Increased Reaction Efficiency of Enzyme Complexes Based on Irreversible Covalent Bonding Systems

Abstract

Carbonic anhydrase (CA) and cyanase can be a solution to the reduction of CO2 and cyanide that adversely affect the environment. However, the high temperature inactivation of enzymes and their dependence on bicarbonate limits their industrial applications. Therefore, this problem was overcome by changing the structure of the enzyme using the Catcher/Tag system with irreversible covalent bonding and combining them with each other. Cyclization and polymer formation of hmCA recovered its activity even at a high temperature of 70 °C or higher compared with the wild type, and polymeric hmCA showed a result that was more than 4 times different from that of the control in CaCO3 production through enzymatic reaction. This suggests Thatcher the binding of enzymes by the Catcher/Tag system improved thermal and structural stability and could be a new strategy to overcome the existing limitations. The subsequent binding of cyanase and hmCA increased cyanide degradation compared to when cyanase alone was used, but the degradation reaction efficiency was lowered compared to the condition in which the two enzymes were not linked. The cause of these results is that the formation of the complex in a linear form in the binding through the peptide module brought a limitation in distance, resulting in decreased efficiency.
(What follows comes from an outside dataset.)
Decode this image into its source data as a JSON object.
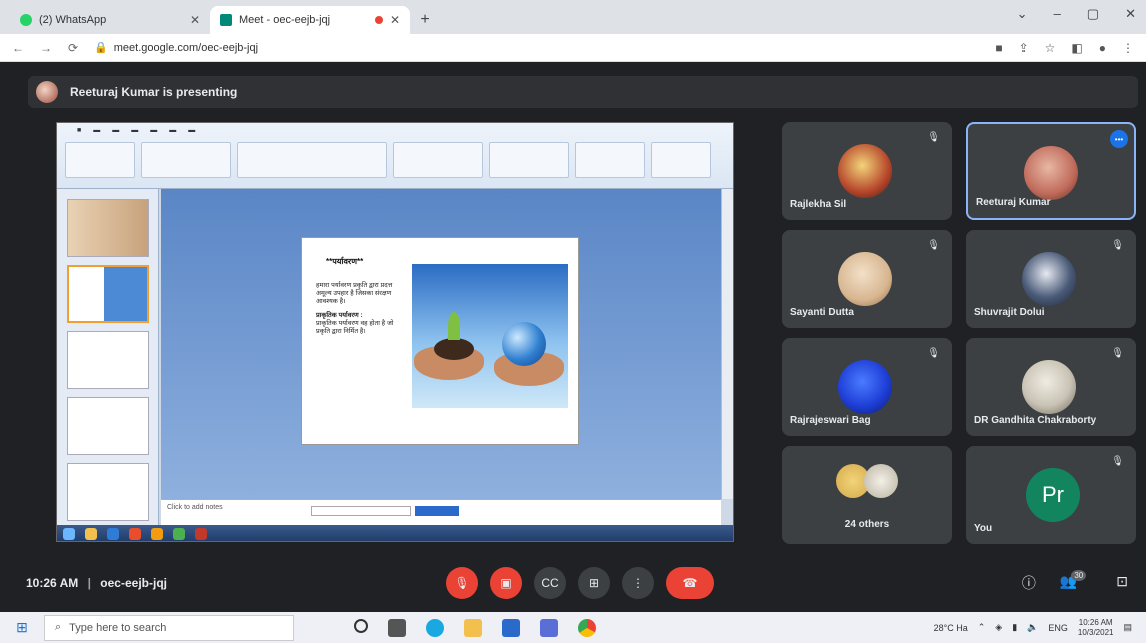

To improve this, the complex was engineered to form a circular structure. As a result of measuring the reaction efficiency of the enzyme, it showed more than two times higher activity than the condition in which cyanase alone was used, and it was confirmed that the reaction efficiency was improved compared to the linear complex formed by mixing Catcher, cyanase, and hmCA. In conclusion, an enzyme complex with reduced HCO- dependence and improved reaction efficiency was prepared in the presence of the same concentrations of oxidized cyanide and HCO- than that in the presence of cyanase alone.